The projects, devised by individual companies and partnerships, will explore the potential of different materials and processes in the production of wave energy converters (WECs); devices that convert ocean waves into electricity.
Currently these devices are predominantly made from steel, which is strong and durable but costly and susceptible to corrosion.
Alternative materials have not yet been sufficiently investigated for their longevity in harsh marine conditions. Finding a material that works well in the sea and is cheaper to produce will increase commercial viability of converters.
The WES funded Structural Materials and Manufacturing Process (SMMP) projects will investigate the use of materials such as rubbers, plastics, concrete or combinations of these to build wave energy converters, and then test how well they survive in different sea conditions.
This latest announcement from WES brings the total investment by the organisation in wave energy development to £15 million across 51 projects in less than two years.
Minister for Business, Innovation and Energy, Paul Wheelhouse said: “Continued innovation is vital in emerging renewable technologies such as wave energy. This funding could result in longer lasting wave converters that are better able to harness the power of the sea and more efficiently turn it into renewable energy.
“Wave energy has great potential to contribute to Scotland’s energy supply and that of the UK and EU and I am aware of the strong interest in the technology in international markets beyond the EU too. If we are able to maximise the economic potential of this important energy resource, there are great opportunities to generate exports to the rest of the world where Scotland is, rightly seen as being at the forefront of the development of the sector.

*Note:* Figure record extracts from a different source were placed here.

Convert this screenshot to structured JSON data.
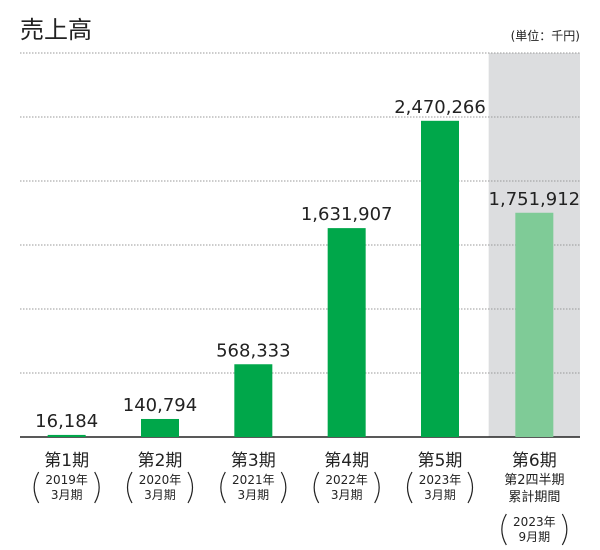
{
  "chart_data": {
    "type": "bar",
    "title": "売上高",
    "unit_label": "(単位：千円)",
    "categories": [
      {
        "period": "第1期",
        "sub": [
          "2019年",
          "3月期"
        ]
      },
      {
        "period": "第2期",
        "sub": [
          "2020年",
          "3月期"
        ]
      },
      {
        "period": "第3期",
        "sub": [
          "2021年",
          "3月期"
        ]
      },
      {
        "period": "第4期",
        "sub": [
          "2022年",
          "3月期"
        ]
      },
      {
        "period": "第5期",
        "sub": [
          "2023年",
          "3月期"
        ]
      },
      {
        "period": "第6期",
        "note": [
          "第2四半期",
          "累計期間"
        ],
        "sub": [
          "2023年",
          "9月期"
        ]
      }
    ],
    "values": [
      16184,
      140794,
      568333,
      1631907,
      2470266,
      1751912
    ],
    "value_labels": [
      "16,184",
      "140,794",
      "568,333",
      "1,631,907",
      "2,470,266",
      "1,751,912"
    ],
    "ylim": [
      0,
      3000000
    ],
    "grid_step": 500000,
    "grid": true,
    "highlighted_category_index": 5,
    "colors": {
      "bar": "#00a74a",
      "bar_highlight": "#7fcb97",
      "highlight_bg": "#dcdddf",
      "grid": "#999999",
      "axis": "#222222"
    }
  }
}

“I would like to congratulate the successful applicants and look forward, alongside the team of Wave Energy Scotland to seeing the results of their ongoing work.”
Tim Hurst, managing director of Wave Energy Scotland, added: “We were delighted with the huge response to our call for SMMP projects, with many new organisations submitting applications. The successful projects present a superb opportunity to bring further skills and experience that can be shared with others in the WES programmes and make further progress towards commercialising the wave energy sector.”
Wave Energy Scotland was set up as a subsidiary of Highlands and Islands Enterprise (HIE) in December 2014 and is fully funded by the Scottish Government. The organisation is seen as a fresh approach to tackling the issues which have proved challenging in the wave energy sector.